Est ce fondé historiquement? Cette anecdote à elle aussi été relatée dans des ouvrages anglophones ?
Merci par avance pour votre réponse.
Réponse du Guichet
gds_ctp
- Département : Equipe du Guichet du Savoir
Le 08/07/2019 à 10h56
Bonjour,
Au grand regret des amateurs et amatrices d’anecdotes édifiantes que nous sommes, nous n’avons pas trouvé de sources fiables nous permettant de confirmer cette histoire… qui a tout l’air d’être apocryphe.
Certes, le numéro l’émission de France Inter La Tête au carré du 28 décembre 2018, évoque comme authentique l’anecdote selon laquelle l’hymne aurait été composé, non pas pour assister Louis XIV dans les souffrances liées à sa fistule, mais pour célébrer sa guérison suite à l’opération effectuée par le chirurgien Charles-François Félix le 18 novembre 1686. Mais si l’importance de cette opération dans la reconnaissance de la chirurgie comme l’égale de la médecine paraît exacte d’après ce qu’on a pu lire ailleurs, l’aspect musical de l’histoire semble fantaisiste. A plusieurs titres.
D’abord, le fait que « pour soutenir son époux, Madame de Maintenon [ait demandé] à Lully de composer un hymne » n’est pas impossible, puisque celui-ci n’est mort que l’année suivante. Et Lully est bien l’auteur d’un Domine salvum fac regem , motet chanté dans les messes et dont le texte a inspiré de nombreux compositeurs. Mais une écoute de celui-ci sur Youtube suffira à vous persuader que la mélodie n’a rien à voir avec celle de l’hymne britannique… et encore moins avec l’hymne de couronnement écrit par Haendel, Zadok the priest, même s’il contient bien la phrase « God save the king »… Attribuer à Haendel le plagiat d’un air non composé par sa victime putative, avant même l’invention de la notion moderne de droit d’auteur, est donc singulièrement injuste.

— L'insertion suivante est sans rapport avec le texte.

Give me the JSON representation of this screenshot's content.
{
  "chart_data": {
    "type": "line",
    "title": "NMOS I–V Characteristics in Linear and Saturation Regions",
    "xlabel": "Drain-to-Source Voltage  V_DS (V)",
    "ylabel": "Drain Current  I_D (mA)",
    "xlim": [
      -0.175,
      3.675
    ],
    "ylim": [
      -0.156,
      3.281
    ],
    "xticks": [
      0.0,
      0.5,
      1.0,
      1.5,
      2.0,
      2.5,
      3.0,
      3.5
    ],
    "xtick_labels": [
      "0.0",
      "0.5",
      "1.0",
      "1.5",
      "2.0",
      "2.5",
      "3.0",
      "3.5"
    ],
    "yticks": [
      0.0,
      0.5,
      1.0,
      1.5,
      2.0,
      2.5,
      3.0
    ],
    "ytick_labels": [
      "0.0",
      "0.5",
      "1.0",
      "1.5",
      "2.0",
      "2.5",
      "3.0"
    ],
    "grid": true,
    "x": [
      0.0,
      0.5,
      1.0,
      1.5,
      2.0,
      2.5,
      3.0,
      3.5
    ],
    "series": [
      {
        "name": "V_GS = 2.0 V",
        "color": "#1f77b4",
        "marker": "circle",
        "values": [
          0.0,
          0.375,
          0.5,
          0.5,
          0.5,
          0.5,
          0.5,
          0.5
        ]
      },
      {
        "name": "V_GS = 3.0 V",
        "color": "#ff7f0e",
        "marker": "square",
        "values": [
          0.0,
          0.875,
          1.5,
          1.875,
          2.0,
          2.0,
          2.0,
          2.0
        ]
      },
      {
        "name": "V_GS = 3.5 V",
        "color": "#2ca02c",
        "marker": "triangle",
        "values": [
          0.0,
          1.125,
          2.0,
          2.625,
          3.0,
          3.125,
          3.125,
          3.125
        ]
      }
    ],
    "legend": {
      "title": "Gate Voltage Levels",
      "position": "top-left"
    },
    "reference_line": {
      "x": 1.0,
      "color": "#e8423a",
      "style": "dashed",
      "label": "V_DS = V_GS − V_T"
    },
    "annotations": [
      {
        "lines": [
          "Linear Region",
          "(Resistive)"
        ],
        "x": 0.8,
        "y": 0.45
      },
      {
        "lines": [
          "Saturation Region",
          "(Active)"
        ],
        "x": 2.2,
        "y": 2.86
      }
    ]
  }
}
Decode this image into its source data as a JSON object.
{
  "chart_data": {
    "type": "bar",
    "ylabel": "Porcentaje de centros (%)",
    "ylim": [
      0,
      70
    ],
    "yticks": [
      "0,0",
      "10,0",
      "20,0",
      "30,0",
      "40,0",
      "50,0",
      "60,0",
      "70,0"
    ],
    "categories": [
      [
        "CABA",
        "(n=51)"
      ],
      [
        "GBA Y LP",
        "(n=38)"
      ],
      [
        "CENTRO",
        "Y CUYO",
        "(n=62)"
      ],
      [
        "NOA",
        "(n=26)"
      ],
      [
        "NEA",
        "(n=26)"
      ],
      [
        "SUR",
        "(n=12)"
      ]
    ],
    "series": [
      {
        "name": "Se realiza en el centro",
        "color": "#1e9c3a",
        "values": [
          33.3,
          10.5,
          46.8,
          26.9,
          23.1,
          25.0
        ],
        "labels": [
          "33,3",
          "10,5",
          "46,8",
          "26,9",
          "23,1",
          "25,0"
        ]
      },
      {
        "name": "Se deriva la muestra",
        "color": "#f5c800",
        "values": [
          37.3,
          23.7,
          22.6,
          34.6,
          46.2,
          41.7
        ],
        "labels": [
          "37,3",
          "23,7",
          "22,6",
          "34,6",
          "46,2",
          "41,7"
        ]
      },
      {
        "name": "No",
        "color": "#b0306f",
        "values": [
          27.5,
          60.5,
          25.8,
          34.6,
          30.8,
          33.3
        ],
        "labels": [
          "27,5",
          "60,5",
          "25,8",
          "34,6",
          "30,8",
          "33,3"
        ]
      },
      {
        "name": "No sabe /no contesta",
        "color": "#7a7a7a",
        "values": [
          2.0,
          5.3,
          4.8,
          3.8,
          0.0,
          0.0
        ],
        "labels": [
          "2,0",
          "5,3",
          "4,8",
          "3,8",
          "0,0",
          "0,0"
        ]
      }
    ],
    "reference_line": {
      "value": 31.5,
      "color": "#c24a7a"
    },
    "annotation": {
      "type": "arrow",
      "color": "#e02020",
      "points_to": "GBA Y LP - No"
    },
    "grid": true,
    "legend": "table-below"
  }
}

De plus, si les ouvrages historiques et biographiques sur Louis XIV que nous avons pu consulter accordent généralement une place non négligeable à la l’opération de la fistule, la genèse de l’hymne britannique, n’est presque jamais évoquée, ou alors comme « hypothèse » présentée comme peu crédible :
« Il faut mentionner à ce sujet une intéressante hypothèse. Mme de Brinon aurait écrit pour la maison de Saint-Cyr une traduction du Domine salvum fac regem , que l’on chantait à la messe, afin que les demoiselles puissent célébrer la guérison royale. Lully aurait composé de la musique sur ce texte. Cet air aurait inspiré Haendel pour le God save the king . Une mémorialiste du XVIIIe siècle, la marquise de Créquy, serait à l’origine de cette généalogie très contestée de l’hymne britannique.”
(Source : Dictionnaire Louis XIV [Livre] / sous la direction de Lucien Bely, article « fistule »)

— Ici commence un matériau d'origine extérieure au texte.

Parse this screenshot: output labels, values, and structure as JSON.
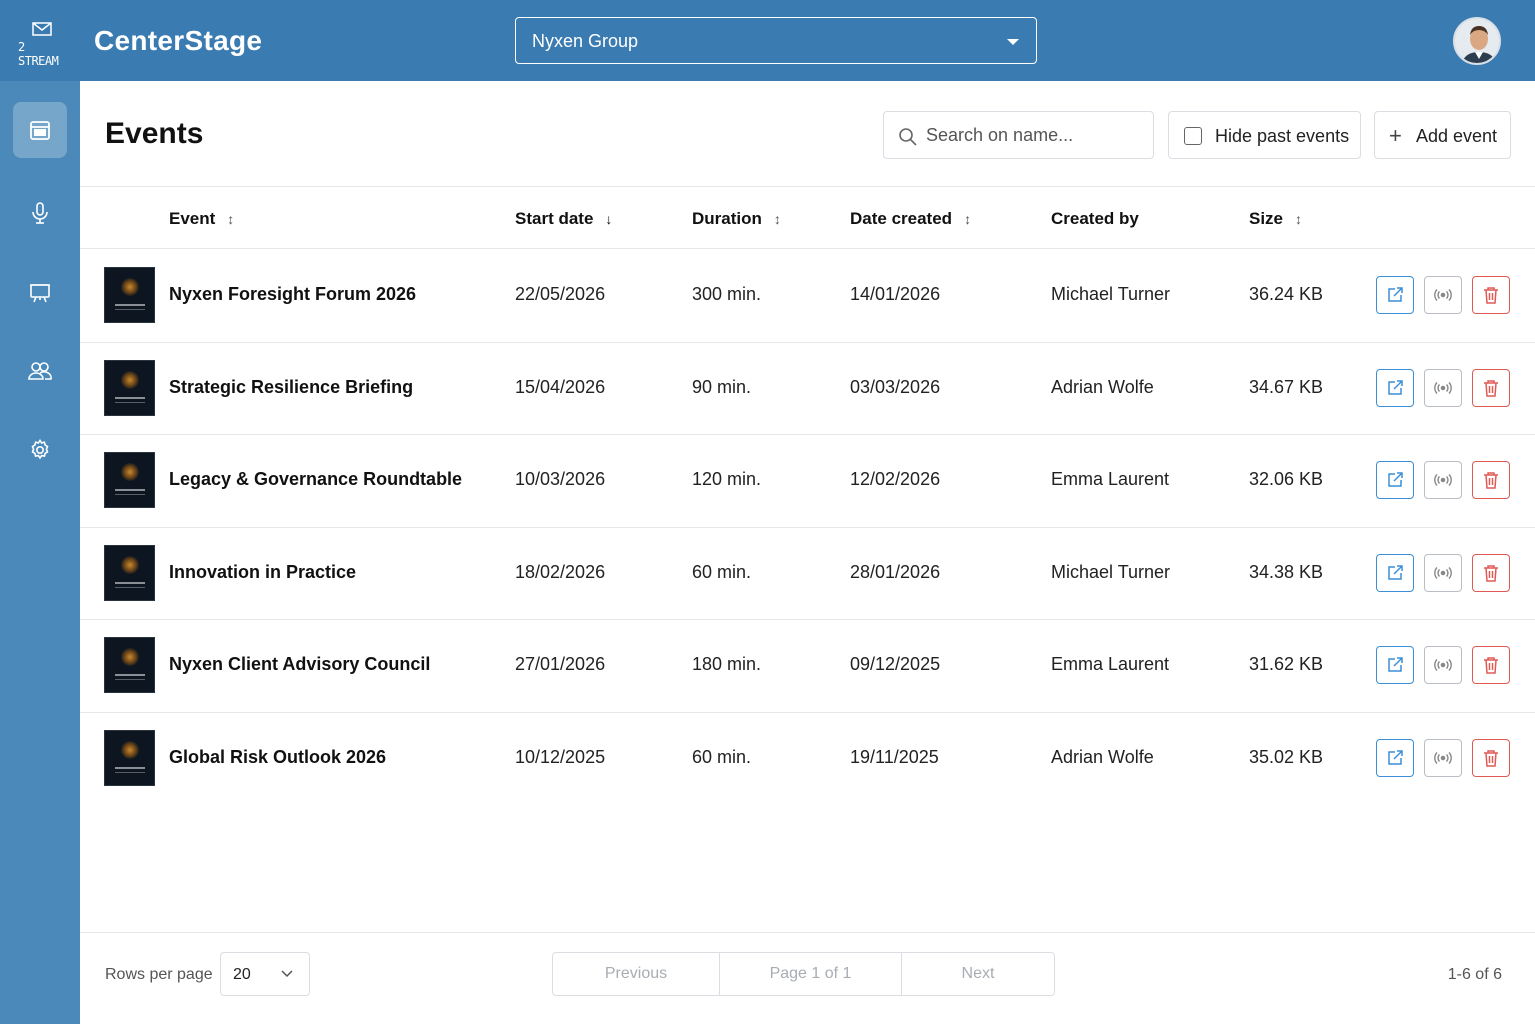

Selon l’ouvrage Aux hymnes citoyens ! / Nicolas Mazuryk ; préface Denis Kessler, ce qui caractérise l’hymne « à la fois le plus ancien et le plus populaire jamais composé », c’est le mystère qui l’entoure :
« Tout ce que l’on sait, c’est que l’hymne royal était déjà très populaire dans les années 1740, notamment lors de la « rébellion jacobite » soutenue par la France […]. Londres, menacée d’être envahie par les highlanders écossais, s’étaient rassemblée autour de ce chant, qui, loin d’être encore national au sens où nous l’entendons aujourd’hui, exprimait déjà la loyauté des sujets britanniques envers la maison régnante. »

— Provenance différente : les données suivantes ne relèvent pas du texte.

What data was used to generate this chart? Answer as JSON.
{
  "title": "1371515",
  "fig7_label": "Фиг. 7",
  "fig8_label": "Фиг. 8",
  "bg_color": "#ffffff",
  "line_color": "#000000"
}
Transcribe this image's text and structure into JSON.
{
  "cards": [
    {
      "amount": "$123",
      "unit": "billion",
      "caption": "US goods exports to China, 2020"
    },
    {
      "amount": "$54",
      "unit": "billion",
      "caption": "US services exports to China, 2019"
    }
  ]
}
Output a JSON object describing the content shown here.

L’attribution de la paternité du morceau à Lully est présentée comme une hypothèse abandonnée parmi d’autres, peut-être la plus farfelue :
« Le futur hymne britannique peut être considéré comme un rescapé. On fait remonter ses origines le plus loin possible, jusqu’au plain-chant médiéval. Et si John Bull l’a vraiment composé, on ne saurait de nos jours en reconnaître l’air. Daté de 1619, un God save the king est effectivement inclus dans un recueil attribué au compositeur, mais avec une tout autre mélodie. L’expression God save the king figure en revanche dans la Bible de Coverdale (1525) où un passage du Psaume XX est traduit par Que Dieu sauve le roi […]. D’autres morceaux de musique plus ou moins anciens correspondent oar bribes éparses à l’hymne britannique dans sa forme actuelle. »
L’ouvrage qualifie notre anecdote d’« histoire à dormir debout qui n’a jamais pu être confirmée » et cite de nombreux compositeurs à qui la mélodie a été un temps attribuée par la légende : John Bull, Henry Carey, Purcell, Thomas Arne, etc. La musique a toutefois été publiée pour la première fois en 1744, soit 58 ans après l'opération de Louis XIV.
Concernant votre seconde question, nous manquons de sources spécialisées en anglais pour y répondre, mais après une recherche rapide sur Google Scholar et Google Livres, il nous semble que rares sont les ouvrages en anglais qui mentionnent la légende, et qu’il s’agit plutôt d’ouvrages de grande vulgarisation, plus soucieuses de pittoresque que de rigueur.
De là à penser que la persistance de la légende chez nous est une survivance de la vieille anglophobie française, il n’y a qu’un pas, que nous vous laisserons franchir si vous le souhaitez.
Bonne journée.
Au grand regret des amateurs et amatrices d’anecdotes édifiantes que nous sommes, nous n’avons pas trouvé de sources fiables nous permettant de confirmer cette histoire… qui a tout l’air d’être apocryphe.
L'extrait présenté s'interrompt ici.